The sword went through the armour as if it were just silk. His knees buckled as it severed his spinal column and exited out his back, hilt hard up against his chest. He hung there, held from collapsing to the earth by the sword that had been driven through him as if he were paper. As his sight began to waver, he forced his gaze to follow up the arm of his slayer.

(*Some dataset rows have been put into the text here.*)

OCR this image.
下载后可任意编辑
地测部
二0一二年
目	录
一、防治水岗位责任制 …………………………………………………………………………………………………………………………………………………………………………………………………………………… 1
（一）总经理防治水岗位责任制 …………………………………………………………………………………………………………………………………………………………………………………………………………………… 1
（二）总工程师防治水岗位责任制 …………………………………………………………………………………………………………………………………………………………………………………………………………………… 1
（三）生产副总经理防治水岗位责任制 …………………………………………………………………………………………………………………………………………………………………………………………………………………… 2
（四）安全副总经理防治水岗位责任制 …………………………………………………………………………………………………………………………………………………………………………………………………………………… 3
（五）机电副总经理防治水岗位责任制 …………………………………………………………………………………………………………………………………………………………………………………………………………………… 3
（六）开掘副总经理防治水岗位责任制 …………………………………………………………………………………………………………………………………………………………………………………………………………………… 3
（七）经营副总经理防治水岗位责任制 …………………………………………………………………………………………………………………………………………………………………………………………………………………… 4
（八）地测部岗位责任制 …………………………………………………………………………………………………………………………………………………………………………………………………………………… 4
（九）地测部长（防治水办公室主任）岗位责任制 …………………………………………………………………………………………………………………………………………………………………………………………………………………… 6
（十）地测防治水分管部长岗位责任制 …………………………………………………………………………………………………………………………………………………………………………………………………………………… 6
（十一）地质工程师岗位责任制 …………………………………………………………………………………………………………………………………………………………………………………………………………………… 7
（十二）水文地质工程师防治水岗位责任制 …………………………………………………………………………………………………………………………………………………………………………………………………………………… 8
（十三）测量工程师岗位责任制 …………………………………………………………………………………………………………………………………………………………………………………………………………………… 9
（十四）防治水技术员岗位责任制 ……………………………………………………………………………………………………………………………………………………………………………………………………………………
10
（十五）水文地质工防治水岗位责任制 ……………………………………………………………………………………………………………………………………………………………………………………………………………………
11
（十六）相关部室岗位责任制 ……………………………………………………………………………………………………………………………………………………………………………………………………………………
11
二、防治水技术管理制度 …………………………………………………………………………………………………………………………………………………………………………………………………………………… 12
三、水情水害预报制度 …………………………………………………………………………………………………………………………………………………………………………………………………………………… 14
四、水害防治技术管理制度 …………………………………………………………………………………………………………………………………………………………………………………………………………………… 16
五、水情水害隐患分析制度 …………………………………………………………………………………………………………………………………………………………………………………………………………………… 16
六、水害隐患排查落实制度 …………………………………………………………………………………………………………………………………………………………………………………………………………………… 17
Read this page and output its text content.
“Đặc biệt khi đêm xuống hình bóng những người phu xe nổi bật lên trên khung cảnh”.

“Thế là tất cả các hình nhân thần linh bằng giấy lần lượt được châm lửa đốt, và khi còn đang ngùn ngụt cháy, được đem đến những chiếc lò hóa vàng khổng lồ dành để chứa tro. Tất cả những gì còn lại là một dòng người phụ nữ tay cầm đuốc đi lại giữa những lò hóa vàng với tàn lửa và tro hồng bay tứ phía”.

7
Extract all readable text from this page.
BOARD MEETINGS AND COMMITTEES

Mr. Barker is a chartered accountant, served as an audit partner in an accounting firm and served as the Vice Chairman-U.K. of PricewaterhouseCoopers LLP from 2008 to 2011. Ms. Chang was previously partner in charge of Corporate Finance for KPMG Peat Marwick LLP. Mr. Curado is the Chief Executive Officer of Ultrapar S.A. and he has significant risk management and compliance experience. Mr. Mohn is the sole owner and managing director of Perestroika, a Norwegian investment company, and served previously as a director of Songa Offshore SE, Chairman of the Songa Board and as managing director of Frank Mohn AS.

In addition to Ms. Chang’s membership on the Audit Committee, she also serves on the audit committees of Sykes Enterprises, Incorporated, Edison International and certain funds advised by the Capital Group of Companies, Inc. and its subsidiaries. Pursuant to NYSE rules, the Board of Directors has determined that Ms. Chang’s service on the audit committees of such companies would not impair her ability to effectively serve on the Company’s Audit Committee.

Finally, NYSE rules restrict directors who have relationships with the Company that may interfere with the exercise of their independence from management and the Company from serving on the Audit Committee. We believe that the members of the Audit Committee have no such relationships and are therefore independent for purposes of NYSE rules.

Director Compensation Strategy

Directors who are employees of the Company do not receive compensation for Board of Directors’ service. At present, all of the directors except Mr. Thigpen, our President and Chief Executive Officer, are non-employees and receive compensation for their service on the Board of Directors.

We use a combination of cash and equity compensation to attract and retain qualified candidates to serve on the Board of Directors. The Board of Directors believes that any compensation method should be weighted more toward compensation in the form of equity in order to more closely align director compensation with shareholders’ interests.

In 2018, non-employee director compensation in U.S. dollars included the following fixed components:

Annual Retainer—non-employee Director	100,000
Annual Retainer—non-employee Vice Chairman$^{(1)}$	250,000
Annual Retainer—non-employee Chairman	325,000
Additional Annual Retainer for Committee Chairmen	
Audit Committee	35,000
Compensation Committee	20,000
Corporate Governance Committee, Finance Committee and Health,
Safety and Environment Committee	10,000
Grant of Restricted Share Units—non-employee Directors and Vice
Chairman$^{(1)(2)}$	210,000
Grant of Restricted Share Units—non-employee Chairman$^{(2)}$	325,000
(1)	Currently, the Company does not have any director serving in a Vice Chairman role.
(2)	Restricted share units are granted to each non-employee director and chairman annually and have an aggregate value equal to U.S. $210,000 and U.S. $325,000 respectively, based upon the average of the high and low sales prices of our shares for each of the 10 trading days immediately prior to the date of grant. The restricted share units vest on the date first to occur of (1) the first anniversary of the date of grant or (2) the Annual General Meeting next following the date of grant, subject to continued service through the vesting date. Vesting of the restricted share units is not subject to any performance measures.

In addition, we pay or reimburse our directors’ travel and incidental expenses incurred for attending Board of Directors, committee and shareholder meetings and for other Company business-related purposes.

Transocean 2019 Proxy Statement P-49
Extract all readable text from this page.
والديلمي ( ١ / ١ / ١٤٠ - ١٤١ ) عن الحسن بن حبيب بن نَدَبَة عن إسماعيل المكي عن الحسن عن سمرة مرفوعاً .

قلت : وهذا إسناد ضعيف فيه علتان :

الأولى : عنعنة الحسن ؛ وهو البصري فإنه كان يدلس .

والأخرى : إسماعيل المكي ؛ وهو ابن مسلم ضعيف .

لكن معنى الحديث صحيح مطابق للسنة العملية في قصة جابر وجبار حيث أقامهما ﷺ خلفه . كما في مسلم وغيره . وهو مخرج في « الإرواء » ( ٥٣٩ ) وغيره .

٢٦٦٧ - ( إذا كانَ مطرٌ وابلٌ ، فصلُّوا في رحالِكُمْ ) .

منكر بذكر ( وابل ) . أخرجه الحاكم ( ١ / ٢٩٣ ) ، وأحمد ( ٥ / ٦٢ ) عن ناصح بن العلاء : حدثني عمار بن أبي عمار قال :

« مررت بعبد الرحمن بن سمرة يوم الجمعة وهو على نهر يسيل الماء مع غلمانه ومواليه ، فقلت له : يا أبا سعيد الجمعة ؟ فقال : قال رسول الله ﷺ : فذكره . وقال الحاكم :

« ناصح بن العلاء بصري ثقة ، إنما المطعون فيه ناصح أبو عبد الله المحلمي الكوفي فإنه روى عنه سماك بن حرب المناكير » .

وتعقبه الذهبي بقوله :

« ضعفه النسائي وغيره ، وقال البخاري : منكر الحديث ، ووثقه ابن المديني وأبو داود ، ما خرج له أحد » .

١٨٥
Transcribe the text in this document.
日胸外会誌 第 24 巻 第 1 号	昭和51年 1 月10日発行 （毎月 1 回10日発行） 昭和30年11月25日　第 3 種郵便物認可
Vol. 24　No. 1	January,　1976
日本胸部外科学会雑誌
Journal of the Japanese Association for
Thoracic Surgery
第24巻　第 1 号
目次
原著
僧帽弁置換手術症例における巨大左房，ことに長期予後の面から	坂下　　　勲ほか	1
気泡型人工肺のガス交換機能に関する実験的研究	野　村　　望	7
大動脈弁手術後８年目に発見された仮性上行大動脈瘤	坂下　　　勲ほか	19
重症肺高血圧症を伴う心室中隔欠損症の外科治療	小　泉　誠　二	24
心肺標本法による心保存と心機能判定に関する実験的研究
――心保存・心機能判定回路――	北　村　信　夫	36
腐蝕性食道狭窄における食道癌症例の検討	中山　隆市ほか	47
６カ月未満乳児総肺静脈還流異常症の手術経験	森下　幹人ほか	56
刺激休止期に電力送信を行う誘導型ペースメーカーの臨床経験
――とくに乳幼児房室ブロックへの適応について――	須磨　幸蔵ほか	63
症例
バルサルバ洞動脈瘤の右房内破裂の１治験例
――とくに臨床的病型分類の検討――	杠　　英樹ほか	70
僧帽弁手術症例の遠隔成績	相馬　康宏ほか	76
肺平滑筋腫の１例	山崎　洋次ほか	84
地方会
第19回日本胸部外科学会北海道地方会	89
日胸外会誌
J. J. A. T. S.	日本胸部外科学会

His eyes widened as he found himself staring at nothing more than a mere slip of a girl clad in vermillion armour. Not armour, a crimson tunic perhaps. No, not a tunic, just blood, a cloak of blood dripping like honey. She put her bare foot, toenails painted with splatters of blood, against his breastplate and slid him off her sword. The last thing he saw as the reaper’s scythe bore down on him were her eyes looking at him, into him, through him. Burning into his soul, flaying it from his body. With his last thought, he prayed for the Devil to take him to the depths of hell. He now knew there was somewhere that even Beelzebub feared to tread.

She slid her sword into the crown that has fallen and lifted it on to her head, blood flowing up and over, turning gold to rose, diamond to ruby. She strode through the battlefield towards the keep, the battle beginning to wane as both sides began to realise what the solitary interloper had done. Some swords were lain down, knees dropped, chargers reined in. Only one stood in her path to challenge her. A young boy, farm fresh, shoved into battle, over eager to prove his worth, too inexperienced to smell the danger, to see her for what she was. She didn’t break stride as she took his head, his sword falling, clean cut in two.

Approaching the keep, she walked up the stone roadway, sword in hand, red crown on her head. A vermillion carpet of blood spreading out behind her. A blood drenched carpet of honour, of welcoming, of arrival. Emissaries of heaven or hell, ambassadors of the underworld or the upper realms, it was hard to tell. According to the stories, the myths, the legends; they all traded in blood. It was their currency, how they kept score. They weren’t coming though, they weren’t interested in here any longer, hadn’t been for a long time. Lost interest, if they’d had any to begin with. A place too violent, too blood soaked even for the deities of war. No, the carpet wasn’t for them, it was for her, she rolled out her own welcome as she went. Spreading out behind her, a carpet of blood like treacle, like molasses, flooding and covering the flagstones.

This place, this world. It was now her’s.